Environ la moitié des 4,3 TWh serait produite par quelque 260 des plus grandes éoliennes de la plaine du Plateau suisse, dont 80% sont situées dans les cantons de Berne, Saint-Gall, Lucerne et Fribourg. Les 30% restants de l'énergie éolienne prévue annuellement jusqu'en 2050 seraient couverts par environ 180 éoliennes situées dans les Préalpes, pour la plupart dans les cantons de Berne, Fribourg, Saint-Gall et Appenzell Rhodes-Extérieures.

Sur la base de ces calculs, les chercheuses et chercheurs ont créé une carte montrant la répartition approximative des éoliennes. «Les points doivent être considérés comme des zones d'intérêt national et non comme des emplacements exacts pour les éoliennes», explique Reto Spielhofer, auteur principal de l'étude et chercheur au sein du groupe de recherche d'Adrienne Grêt-Regamey.

Utiliser les zones particulièrement ventées

Dans le cadre du scénario de référence, les scientifiques ont également identifié 36 sites particulièrement adaptés à la production d'énergie éolienne. Sans devoir adapter la politique d'aménagement du territoire, ces sites pourraient couvrir ensemble un peu moins de 5% de la demande annuelle. Neuf de ces sites sont situés dans les cantons des Grisons et du Valais, six à Saint-Gall, cinq à Berne, deux dans chacun des cantons de Vaud et de Fribourg, et un dans le canton d'Uri.

300 turbines de moins dans les zones de rotation des cultures

L'étude des chercheurs et chercheuses de l'ETH Zurich examine également les effets d'un assouplissement des exigences en matière d'aménagement du territoire sur la répartition régionale des éoliennes. Par exemple, dans un scénario, elles et ils supposent que les zones de rotation des cultures peuvent également être utilisées pour l'énergie éolienne. «Nous sommes conscient·es qu'une telle utilisation de ces terres est extrêmement controversée, car il s'agit de très bonnes terres agricoles qui produisent des rendements élevés», explique Adrienne Grêt-Regamey.

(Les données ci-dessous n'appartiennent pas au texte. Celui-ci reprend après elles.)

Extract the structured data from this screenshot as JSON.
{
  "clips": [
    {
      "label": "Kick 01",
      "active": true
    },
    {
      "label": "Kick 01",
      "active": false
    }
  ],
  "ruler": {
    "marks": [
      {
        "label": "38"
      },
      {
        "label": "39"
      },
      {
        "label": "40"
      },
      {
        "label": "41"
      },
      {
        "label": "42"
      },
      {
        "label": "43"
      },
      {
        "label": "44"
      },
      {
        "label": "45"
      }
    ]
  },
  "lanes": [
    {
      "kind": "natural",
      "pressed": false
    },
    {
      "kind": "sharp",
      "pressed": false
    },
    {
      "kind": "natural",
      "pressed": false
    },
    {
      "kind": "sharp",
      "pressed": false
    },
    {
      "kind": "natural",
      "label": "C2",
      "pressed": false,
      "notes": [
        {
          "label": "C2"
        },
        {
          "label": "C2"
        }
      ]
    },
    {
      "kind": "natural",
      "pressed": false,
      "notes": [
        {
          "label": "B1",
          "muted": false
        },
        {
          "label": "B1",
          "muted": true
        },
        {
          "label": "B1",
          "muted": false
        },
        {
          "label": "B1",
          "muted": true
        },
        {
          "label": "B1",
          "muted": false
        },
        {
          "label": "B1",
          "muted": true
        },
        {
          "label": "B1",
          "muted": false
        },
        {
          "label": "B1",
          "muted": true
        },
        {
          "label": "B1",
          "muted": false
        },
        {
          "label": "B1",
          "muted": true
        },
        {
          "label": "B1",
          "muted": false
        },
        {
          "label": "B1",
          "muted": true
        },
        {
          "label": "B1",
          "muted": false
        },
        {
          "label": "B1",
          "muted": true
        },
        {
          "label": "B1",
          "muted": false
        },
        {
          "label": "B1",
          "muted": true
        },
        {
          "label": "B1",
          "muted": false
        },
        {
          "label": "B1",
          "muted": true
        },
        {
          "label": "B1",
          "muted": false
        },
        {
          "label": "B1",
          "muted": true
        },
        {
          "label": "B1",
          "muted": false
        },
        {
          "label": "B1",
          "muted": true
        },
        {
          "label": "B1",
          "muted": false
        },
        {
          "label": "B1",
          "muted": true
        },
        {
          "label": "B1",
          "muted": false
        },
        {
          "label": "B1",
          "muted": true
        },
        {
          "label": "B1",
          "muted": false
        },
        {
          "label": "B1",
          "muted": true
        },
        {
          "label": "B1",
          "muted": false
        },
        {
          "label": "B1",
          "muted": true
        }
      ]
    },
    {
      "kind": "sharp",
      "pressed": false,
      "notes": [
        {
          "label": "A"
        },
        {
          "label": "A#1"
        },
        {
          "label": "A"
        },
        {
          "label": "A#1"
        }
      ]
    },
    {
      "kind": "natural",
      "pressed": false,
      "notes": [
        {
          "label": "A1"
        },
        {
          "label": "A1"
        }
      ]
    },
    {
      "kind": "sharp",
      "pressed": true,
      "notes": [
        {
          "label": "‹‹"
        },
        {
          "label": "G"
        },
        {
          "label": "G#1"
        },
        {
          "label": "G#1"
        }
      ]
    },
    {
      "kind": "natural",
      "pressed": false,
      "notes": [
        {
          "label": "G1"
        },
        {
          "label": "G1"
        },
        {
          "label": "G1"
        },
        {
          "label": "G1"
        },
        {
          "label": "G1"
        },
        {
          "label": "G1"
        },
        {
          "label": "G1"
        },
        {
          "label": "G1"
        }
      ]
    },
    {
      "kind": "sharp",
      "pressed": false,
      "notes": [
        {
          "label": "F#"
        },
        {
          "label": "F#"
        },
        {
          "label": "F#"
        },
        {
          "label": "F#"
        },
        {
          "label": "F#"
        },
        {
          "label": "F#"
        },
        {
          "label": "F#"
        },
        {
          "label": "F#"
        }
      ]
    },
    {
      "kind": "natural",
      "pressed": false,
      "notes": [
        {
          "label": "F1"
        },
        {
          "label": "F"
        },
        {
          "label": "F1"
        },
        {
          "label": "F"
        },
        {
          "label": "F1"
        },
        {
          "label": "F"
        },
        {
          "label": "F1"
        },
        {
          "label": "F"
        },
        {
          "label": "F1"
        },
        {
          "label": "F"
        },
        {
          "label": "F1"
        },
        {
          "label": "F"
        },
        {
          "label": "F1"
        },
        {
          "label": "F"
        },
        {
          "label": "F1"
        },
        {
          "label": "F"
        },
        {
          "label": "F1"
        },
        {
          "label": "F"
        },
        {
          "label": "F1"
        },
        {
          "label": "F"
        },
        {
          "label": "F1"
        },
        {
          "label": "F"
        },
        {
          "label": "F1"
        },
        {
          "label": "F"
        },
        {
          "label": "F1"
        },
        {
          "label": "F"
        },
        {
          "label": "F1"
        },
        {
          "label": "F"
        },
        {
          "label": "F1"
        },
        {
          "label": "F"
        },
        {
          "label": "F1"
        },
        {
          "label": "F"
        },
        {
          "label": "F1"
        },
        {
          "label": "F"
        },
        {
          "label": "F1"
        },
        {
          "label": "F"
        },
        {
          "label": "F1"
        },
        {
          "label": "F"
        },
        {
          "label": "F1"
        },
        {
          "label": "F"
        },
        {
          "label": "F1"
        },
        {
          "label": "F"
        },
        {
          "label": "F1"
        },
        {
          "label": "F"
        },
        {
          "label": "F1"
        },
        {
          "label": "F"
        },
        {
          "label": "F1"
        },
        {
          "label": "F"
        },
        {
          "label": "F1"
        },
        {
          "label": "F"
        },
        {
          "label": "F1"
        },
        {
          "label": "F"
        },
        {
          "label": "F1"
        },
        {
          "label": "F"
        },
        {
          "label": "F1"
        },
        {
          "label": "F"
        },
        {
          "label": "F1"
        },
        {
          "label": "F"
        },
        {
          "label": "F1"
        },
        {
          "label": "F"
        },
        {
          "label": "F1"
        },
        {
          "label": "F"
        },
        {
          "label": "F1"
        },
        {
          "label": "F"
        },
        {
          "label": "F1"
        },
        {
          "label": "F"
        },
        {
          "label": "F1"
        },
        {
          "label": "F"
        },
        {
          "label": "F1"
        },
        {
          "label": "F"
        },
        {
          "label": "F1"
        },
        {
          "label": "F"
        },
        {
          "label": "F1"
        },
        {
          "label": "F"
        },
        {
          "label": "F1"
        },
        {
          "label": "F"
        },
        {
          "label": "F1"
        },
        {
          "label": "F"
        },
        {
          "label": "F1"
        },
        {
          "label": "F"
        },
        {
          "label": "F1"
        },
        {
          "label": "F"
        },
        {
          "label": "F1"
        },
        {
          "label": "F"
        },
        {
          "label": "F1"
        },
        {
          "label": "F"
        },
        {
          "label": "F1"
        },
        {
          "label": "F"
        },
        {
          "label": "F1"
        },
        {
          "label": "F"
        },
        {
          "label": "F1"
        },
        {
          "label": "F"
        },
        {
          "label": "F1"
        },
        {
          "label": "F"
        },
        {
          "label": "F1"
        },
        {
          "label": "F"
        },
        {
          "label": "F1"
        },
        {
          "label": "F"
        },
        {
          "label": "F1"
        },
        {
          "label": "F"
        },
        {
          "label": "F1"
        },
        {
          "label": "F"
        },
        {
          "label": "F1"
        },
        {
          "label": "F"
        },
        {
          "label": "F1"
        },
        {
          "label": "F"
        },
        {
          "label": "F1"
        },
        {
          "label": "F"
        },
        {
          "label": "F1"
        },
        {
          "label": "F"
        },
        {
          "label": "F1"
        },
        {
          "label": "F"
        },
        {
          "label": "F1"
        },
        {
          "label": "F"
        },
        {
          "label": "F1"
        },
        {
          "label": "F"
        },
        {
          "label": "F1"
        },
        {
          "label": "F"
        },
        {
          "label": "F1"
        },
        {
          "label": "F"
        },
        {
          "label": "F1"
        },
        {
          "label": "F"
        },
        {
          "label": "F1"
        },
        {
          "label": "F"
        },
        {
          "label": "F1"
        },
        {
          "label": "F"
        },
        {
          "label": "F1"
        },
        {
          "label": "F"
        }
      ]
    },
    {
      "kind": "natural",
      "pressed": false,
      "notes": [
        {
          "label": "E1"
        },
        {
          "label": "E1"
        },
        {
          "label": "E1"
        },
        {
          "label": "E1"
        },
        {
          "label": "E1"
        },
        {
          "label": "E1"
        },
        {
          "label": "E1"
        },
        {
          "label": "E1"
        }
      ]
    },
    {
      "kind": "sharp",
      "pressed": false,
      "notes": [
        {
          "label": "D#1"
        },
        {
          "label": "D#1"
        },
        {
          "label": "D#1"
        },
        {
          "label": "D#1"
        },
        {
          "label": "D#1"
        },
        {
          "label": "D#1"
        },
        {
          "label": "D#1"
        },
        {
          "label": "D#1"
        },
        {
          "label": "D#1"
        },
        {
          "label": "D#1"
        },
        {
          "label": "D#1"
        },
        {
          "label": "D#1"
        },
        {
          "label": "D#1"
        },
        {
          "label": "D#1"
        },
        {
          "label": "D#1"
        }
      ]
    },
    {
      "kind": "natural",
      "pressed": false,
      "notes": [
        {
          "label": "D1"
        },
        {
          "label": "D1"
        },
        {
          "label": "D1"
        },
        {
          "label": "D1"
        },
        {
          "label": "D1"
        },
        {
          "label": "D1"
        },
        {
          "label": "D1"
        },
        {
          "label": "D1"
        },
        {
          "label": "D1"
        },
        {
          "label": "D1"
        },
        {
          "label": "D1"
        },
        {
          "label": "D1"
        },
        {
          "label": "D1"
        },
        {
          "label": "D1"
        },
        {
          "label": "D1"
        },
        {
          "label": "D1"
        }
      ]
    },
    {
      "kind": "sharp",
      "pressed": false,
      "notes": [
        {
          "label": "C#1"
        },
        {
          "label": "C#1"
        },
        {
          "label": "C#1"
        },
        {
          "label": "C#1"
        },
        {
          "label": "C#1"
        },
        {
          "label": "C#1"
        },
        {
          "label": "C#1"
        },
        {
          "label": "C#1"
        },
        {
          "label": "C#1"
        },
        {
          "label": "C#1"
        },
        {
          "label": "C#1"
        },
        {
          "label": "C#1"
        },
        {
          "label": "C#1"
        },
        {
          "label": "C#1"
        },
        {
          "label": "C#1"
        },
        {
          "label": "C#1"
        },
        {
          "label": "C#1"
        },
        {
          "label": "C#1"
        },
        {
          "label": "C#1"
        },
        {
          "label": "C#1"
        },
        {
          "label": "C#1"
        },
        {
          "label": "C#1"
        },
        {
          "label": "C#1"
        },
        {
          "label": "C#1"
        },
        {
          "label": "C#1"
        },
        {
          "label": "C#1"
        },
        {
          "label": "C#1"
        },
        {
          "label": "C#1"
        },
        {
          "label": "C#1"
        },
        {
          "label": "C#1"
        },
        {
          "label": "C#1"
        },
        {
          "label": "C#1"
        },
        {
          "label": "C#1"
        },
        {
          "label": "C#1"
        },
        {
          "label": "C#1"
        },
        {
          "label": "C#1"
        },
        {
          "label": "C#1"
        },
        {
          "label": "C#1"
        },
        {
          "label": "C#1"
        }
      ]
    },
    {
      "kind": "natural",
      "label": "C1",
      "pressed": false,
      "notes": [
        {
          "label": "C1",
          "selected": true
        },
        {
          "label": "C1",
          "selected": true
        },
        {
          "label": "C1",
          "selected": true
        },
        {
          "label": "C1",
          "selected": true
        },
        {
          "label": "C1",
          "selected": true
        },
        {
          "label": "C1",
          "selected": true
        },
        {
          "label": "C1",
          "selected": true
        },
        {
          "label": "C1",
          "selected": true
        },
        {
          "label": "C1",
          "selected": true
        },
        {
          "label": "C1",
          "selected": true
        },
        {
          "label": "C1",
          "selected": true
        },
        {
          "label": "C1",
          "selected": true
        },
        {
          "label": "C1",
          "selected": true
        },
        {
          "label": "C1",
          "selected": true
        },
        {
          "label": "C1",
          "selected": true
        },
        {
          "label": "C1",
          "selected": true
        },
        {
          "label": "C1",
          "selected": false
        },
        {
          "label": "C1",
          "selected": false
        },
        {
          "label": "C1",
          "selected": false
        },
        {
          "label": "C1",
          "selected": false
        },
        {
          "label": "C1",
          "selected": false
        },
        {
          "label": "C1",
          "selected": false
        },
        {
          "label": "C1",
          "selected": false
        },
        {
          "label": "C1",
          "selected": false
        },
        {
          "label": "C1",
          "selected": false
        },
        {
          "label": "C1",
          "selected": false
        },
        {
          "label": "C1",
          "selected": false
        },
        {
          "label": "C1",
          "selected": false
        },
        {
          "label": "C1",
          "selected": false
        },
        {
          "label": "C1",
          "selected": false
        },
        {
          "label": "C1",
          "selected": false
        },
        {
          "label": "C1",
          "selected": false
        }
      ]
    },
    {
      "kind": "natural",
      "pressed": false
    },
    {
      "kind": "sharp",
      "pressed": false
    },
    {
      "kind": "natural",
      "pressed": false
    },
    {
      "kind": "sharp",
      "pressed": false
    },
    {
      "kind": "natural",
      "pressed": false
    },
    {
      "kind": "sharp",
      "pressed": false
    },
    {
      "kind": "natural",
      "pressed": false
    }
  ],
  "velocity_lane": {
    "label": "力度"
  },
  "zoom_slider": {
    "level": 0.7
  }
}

Néanmoins, les scientifiques ont voulu montrer les possibilités d'expansion de l'énergie éolienne si les turbines pouvaient également être installées dans les zones de rotation des cultures, en particulier celles où le vent souffle fréquemment et fortement. Par rapport au scénario de référence, il faudrait environ 300 éoliennes de moins dans toute la Suisse pour produire la puissance éolienne prévue de 4,3 TWh par an.

Forte concentration sur le Plateau suisse occidental

«Si l'on assouplit les règles d'aménagement du territoire en ce qui concerne les surfaces d'assolement, il faudrait près de 200 éoliennes de moins dans les Alpes grisonnes et pennines que dans le scénario de référence», explique Adrienne Grêt-Regamey.

Un peu plus de  % seulement de l'objectif annuel de 4,3 TWh d'énergie éolienne devrait être produit dans les Alpes et moins de 1% dans les Préalpes et le Jura. Par ailleurs, plus de 96% de l'énergie éolienne serait produite par les plus grandes éoliennes situées en plaine, et en particulier sur le Plateau suisse occidental. Sur un total d'environ 460 éoliennes dans ce scénario, un peu plus de 40% seraient situées dans le canton de Vaud et environ 13% dans les cantons de Fribourg et de Berne.

«Il y a un compromis entre le nombre d'éoliennes et leur répartition», explique Adrienne Grêt-Regamey. «Si nous voulons avoir le moins d'éoliennes possible - en général et dans les Alpes en particulier - nous devons construire de grandes éoliennes très visibles là où il y a le plus de vent, c'est-à-dire sur le Plateau suisse occidental. En revanche, si nous donnons la priorité à la protection des surfaces d'assolement, nous ne pourrons pas éviter l'expansion dans les Alpes.»

Référence

Spielhofer R, Schwaab J, Grêt-Regamey A. How spatial policies can leverage energy transitions. Finding Pareto-optimal solutions for wind turbine locations with evolutionary multi-objective optimization, Environmental Science & Policy, Volume 142, April 2023, doi: 10.1016/j.envsci.2023.02.016.